Перейти к содержанию

Система обнаружения вторжений AIDE

В CLI доступен функционал системы AIDE, предназначенной для обнаружения вторжений и мониторинга целостности файловой системы.

Принцип работы AIDE заключается в создании эталонной базы данных состояния файловой системы и дальнейшем сравнении текущего состояния файловой системы с эталонной базой.

Эталонная база данных включает:

  • Контрольные суммы файлов и их расположение.
  • Права доступа.
  • Идентификаторы владельца и группы для файлов.

В случае обнаружения несоответствий между текущим состоянием системы и эталонной базой данных, изменения будут отображены в выводе терминала.

Сценарий использования

Для использования системы AIDE необходимо перейти в CLI и выполнить команду:

aide { аргумент }

В качестве аргументов доступны:

  • init — Инициализация эталонной базы данных контрольных сумм.

    Создаёт новую базу контрольных сумм MD5 для всех файлов и каталогов, определённых в конфигурационном файле. Используется при первом запуске или для полного пересоздания базы данных.

  • log — Отображение журнала инициализации базы данных.

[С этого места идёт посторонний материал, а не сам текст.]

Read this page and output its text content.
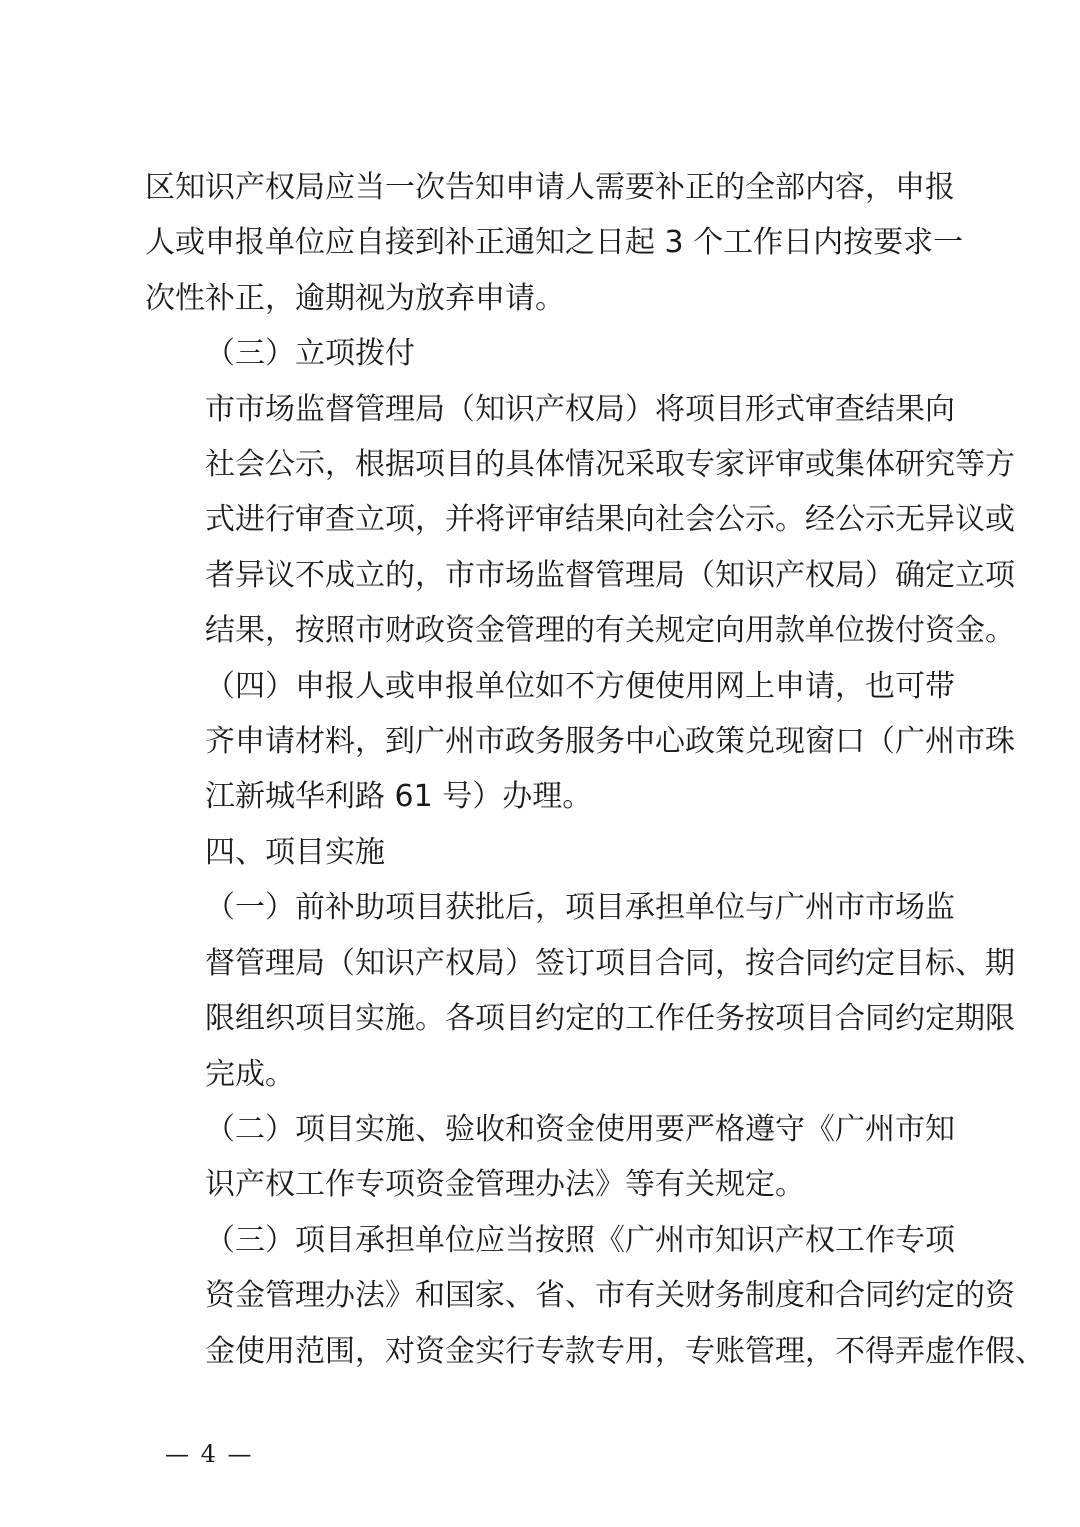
区知识产权局应当一次告知申请人需要补正的全部内容，申报
人或申报单位应自接到补正通知之日起 3 个工作日内按要求一
次性补正，逾期视为放弃申请。

（三）立项拨付

市市场监督管理局（知识产权局）将项目形式审查结果向
社会公示，根据项目的具体情况采取专家评审或集体研究等方
式进行审查立项，并将评审结果向社会公示。经公示无异议或
者异议不成立的，市市场监督管理局（知识产权局）确定立项
结果，按照市财政资金管理的有关规定向用款单位拨付资金。

（四）申报人或申报单位如不方便使用网上申请，也可带
齐申请材料，到广州市政务服务中心政策兑现窗口（广州市珠
江新城华利路 61 号）办理。

四、项目实施

（一）前补助项目获批后，项目承担单位与广州市市场监
督管理局（知识产权局）签订项目合同，按合同约定目标、期
限组织项目实施。各项目约定的工作任务按项目合同约定期限
完成。

（二）项目实施、验收和资金使用要严格遵守《广州市知
识产权工作专项资金管理办法》等有关规定。

（三）项目承担单位应当按照《广州市知识产权工作专项
资金管理办法》和国家、省、市有关财务制度和合同约定的资
金使用范围，对资金实行专款专用，专账管理，不得弄虚作假、

— 4 —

    Позволяет просмотреть информацию:

    • Расположение базы контрольных сумм.

    • Количество записей в базе.

    • Подсчитанные контрольные суммы базы данных для различных алгоритмов.

    Для подсчёта контрольной суммы базы данных используются алгоритмы: GOST, MD5, SHA1, SHA256, SHA512, RMD160, TIGER, CRC32, CRC32B, HAVAL, WHIRLPOOL.

  • check — Проверка текущего состояния файловой системы с базой данных AIDE.

    При выполнении производится сравнение текущего состояния файловой системы с базой контрольных сумм и последующим выводом информации об изменениях в файловой системе.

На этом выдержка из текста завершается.